Ms Esparon (Photo: Jude Morel)

The Chief Secretary responsible for the public service, Jessie Esparon, has affirmed that the 5% supplementation allowance, recently approved by President Danny Faure, is “not illegal as it falls under the framework of an executive order”.

“When the government decides to pay an allowance, it is not bypassing the National Assembly. It is something that the executive can approve administratively since allowance is not covered under a law like salaries,” Ms Esparon explained in a press conference yesterday.

The supplementary allowances will be funded through the R62 million that was budgeted and approved, under the headings wages and salaries, for the 2019 salary increase as per the 2019 Public Service Salary (Amendment) bill.

“This money can be taken to pay for the allowance; as long as the budget was approved then we can use it,” she noted.

The payments under this allowance will be made with the December 2019 salaries and public employees are expected to receive a significant amount of money in their wallets since they will be back-paid as of April 1, 2019, when the public service salary table amendments were supposed to take effect.

Employees who joined the public service after April 1 will receive the supplementary allowance from the date of their employment and the allowance will also apply to employees who will join the service as from January 2020 and onwards.

Those working in non-core and outsourced services will also benefit.

The supplementation allowance is however not binding on public enterprises.

It will be calculated at the rate of 5% of the basic salary but will not be reflected in the 13th month salary since the 13th month salary does not take into account allowances.

The 5% supplementation allowance is the direct result of an impasse between the executive and the legislative over how the 5% increase, prescribed by law, should be distributed and which then led to the quashing of statutory instrument (SI) 18 of 2019 by the National Assembly, and a subsequent court case filed by the executive.

On Friday, November 29, the Constitutional Court took a decision to dismiss President Faure’s petition, ruling that the National Assembly was acting within its constitutionally vested legislative powers when it annulled SI 18 of 2019.

“It was the government’s intention to provide the public servants with a 5% increment which would have been reflected in their basic salary but due to the difficulties we encountered in getting the new salary table approved by the National Assembly we decided to introduce the allowance,” Ms Esparon said.

“We found ourselves in a situation where the end of year is fast approaching and the salary table is not going to be approved in an instant, the government wished to keep its promise and provide them with an increment,” Ms Esparon said.

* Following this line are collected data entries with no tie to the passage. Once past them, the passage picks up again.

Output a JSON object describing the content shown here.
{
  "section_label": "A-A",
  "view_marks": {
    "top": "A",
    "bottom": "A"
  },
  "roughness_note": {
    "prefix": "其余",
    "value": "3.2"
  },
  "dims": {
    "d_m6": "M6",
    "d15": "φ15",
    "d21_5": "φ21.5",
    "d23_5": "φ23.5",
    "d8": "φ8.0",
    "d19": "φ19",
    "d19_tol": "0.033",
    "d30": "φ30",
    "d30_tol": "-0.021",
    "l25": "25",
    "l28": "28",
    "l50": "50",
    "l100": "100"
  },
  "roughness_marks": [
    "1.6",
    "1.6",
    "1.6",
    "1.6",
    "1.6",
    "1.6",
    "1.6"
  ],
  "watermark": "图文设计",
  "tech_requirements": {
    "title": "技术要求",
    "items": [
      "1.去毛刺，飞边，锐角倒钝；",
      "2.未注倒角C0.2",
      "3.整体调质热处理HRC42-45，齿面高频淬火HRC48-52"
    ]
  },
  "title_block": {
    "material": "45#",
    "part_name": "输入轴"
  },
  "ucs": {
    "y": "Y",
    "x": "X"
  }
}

She noted that the government intends to present a new public service salary table to the National Assembly in 2020, which the public service committee is working on.

So what will happen to the supplementary allowance when and if the new salary table is approved in 2020?

“If we can get the table approved, our intention would be to incorporate the supplementary allowance into employees’ basic salaries,” Ms Esparon replied.

Since the R62 million was to be used in 2019, the budgets that will be allocated to fund the 5% supplementary allowance in 2020 are to be approved by the National Assembly.

Ms Esparon said that her department is hopeful that this will be the case.

It is to be highlighted that Constitutional appointees and other public servants whose salaries are regulated and defined by law will not avail of the supplementary allowance.

The non-eligible public servants include the president, vice-president, designated minister, minister, the chief justice, President of the Court of appeal, judges and justices of Appeal, the speaker and deputy-speaker, leader of government business, leader of the opposition, MNAs, chairperson and members of the Electoral Commission, chief executive and members of the Anti-Corruption Commission, ambassadors and magistrates.

It will also not be applicable to chairpersons and members of various commissions such as the Human Rights Commission or Truth, Reconciliation and National Unity Commission nor will it be given to the chief executive and deputy chief executive of the Agency for the Prevention of Drug Abuse and Rehabilitation (Apdar).

The circular distributed by the department of public administration makes no reference to secretaries of state in its long list of non-eligibility.